Here are explanations for some non-trivial steps:

• In the third step, we exploited $\frac{\log(1 - x(1-x))}{x(1-x)} = \frac{\log(1 - x(1-x))}{x} + \frac{\log(1 - x(1-x))}{1-x}$. By symmetry, integrals of the two terms in the right-hand side coincide.

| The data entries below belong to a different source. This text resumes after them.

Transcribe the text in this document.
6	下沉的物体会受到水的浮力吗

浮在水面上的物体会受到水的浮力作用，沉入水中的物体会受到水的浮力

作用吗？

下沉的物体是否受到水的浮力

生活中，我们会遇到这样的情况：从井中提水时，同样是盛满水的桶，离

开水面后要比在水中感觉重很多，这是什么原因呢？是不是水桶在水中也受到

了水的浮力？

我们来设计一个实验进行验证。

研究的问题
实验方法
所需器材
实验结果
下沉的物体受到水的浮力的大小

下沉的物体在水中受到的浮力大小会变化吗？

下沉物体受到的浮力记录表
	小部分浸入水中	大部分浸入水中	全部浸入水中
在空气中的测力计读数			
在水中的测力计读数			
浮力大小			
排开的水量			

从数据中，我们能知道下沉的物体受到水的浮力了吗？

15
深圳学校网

• $\int_{0}^{1} \frac{\log(1+x^3)}{x} \, \mathrm{d}x = \frac{1}{3} \int_{0}^{1} \frac{\log(1+u)}{u} \, \mathrm{d}u$ by the substitution $u = x^3$.

Answer 2

You can also use the power series of the squared arcsine: $$ \sum \limits_{k=1}^\infty \frac{\operatorname{B}(k,k)}{k} = \sum \limits_{k=1}^\infty \frac{k!^2}{k^3 (2k-1)!} = 2\sum \limits_{k=1}^\infty \frac{1}{k^2 {2k \choose k}} = 4 \arcsin^2 \left(\frac{1}{2}\right) = \frac{\pi^2}{9} \, .$$

Answer 3

The Beta function with two identical arguments is nothing but

$$\frac{\Gamma(k)\Gamma(k)}{\Gamma(2k)} = \frac{\sqrt{\pi } 2^{1-2 k} \Gamma (k)}{\Gamma \left(k+\frac{1}{2}\right)} = \frac{\sqrt{\pi}2^{1-2k}(k-1)!}{\frac{(2k)!}{4^kk!}\sqrt{\pi}} = \frac{2^{1-2k}(k-1)!k! 4^k}{(2k)!} = \frac{2k!(k-1)!}{(2k)!}$$

And since your sum runs only over the natural numbers, the first terms of the series can be easily computed (let me avoid for the moment the division by $k$):

$$1,\frac{1}{6},\frac{1}{30},\frac{1}{140},\frac{1}{630},\frac{1}{2772}\ \ldots$$

Now let's divide by $k$ as it is in your sum, to get:

$$\frac{1}{k}\frac{2k!(k-1)!}{(2k)!} = \frac{2(k-1)!^2}{(2k)!}$$

Which we can easily sum to $$\frac{\pi^2}{9}$$